5. The deal allows industrial-scale nuclear facilities that make Iran a threshold nuclear state. I wouldn’t rank 5000 or so centrifuges or a few hundred kilos of light enriched uranium as industrial scale or nuclear threshold. But fine if you do, because Tehran has much more than that now and would be under no obligation to give any of it up if there is no deal. Are we better off with numbers two and three times as large as will exist if the deal is not approved? Not to mention that without a deal we can expect Iran to accelerate its nuclear efforts.

6. The sanctions will hold even if the US withdraws from the agreement. It is true that the US can make life extremely unpleasant for any company or bank anywhere in the world that does business with Iran if Washington says no. But there is a high price to be paid for extraterritorial extension of our sanctions: other governments don’t like it and Iran will build an elaborate network to get around it, as they have with the existing sanctions. Especially on the Repubican side of the aisle, it should be appreciated that anti-market restrictions are unlikely to be watertight or last forever.

7. The arms and especially missile sanctions should not have been lifted. The UN Security Council imposed them in order to get Iran to negotiate on nuclear issues. Iran expected them to be lifted as soon as it had implemented its portion of the nuclear constraints. Instead they will remain in place far longer than we had a right to ask. I’d prefer they not be lifted too, but I never got a pony either.

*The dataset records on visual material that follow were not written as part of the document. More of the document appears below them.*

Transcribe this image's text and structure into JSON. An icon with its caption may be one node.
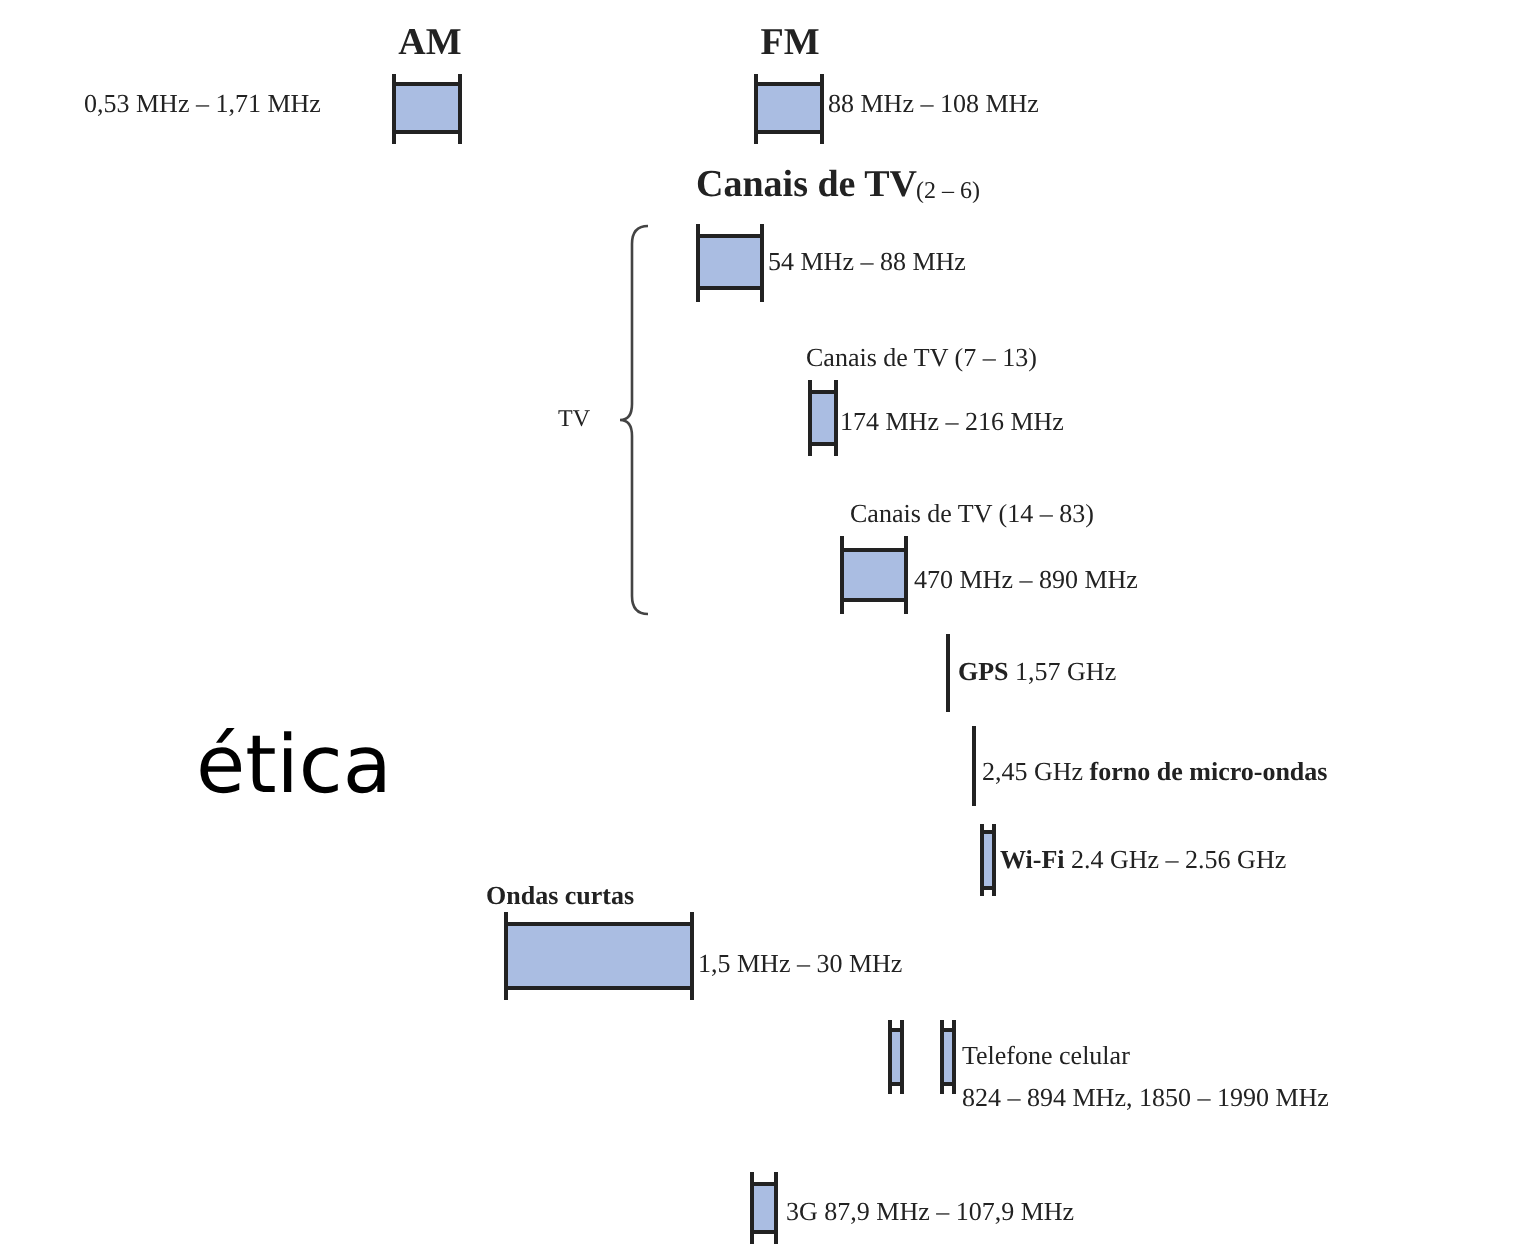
{
  "diagram": {
    "labels": [
      "AM",
      "FM",
      "0,53 MHz – 1,71 MHz",
      "88 MHz – 108 MHz",
      "Canais de TV",
      "(2 – 6)",
      "54 MHz – 88 MHz",
      "Canais de TV (7 – 13)",
      "TV",
      "174 MHz – 216 MHz",
      "Canais de TV (14 – 83)",
      "470 MHz – 890 MHz",
      "**GPS** 1,57 GHz",
      "ética",
      "2,45 GHz **forno de micro-ondas**",
      "**Wi-Fi** 2.4 GHz – 2.56 GHz",
      "Ondas curtas",
      "1,5 MHz – 30 MHz",
      "Telefone celular",
      "824 – 894 MHz, 1850 – 1990 MHz",
      "3G 87,9 MHz – 107,9 MHz"
    ]
  }
}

I’m reasonably confident the Congress will not muster the 2/3 majority in both houses required to kill the deal. But if they do, we can expect most of the world (that’s everyone but Israeli Prime Minister Netanyahu) to think us deranged and to refuse American leadership on Middle East and many other issues for a long time to come. All those Gulf countries complaining about the deal now will make much more noise if the deal falls through and Iran acquires the material for a nuclear weapon in the next couple of months. Remember President Wilson, the League of Nations and the period between the World Wars? This would be at least as bad.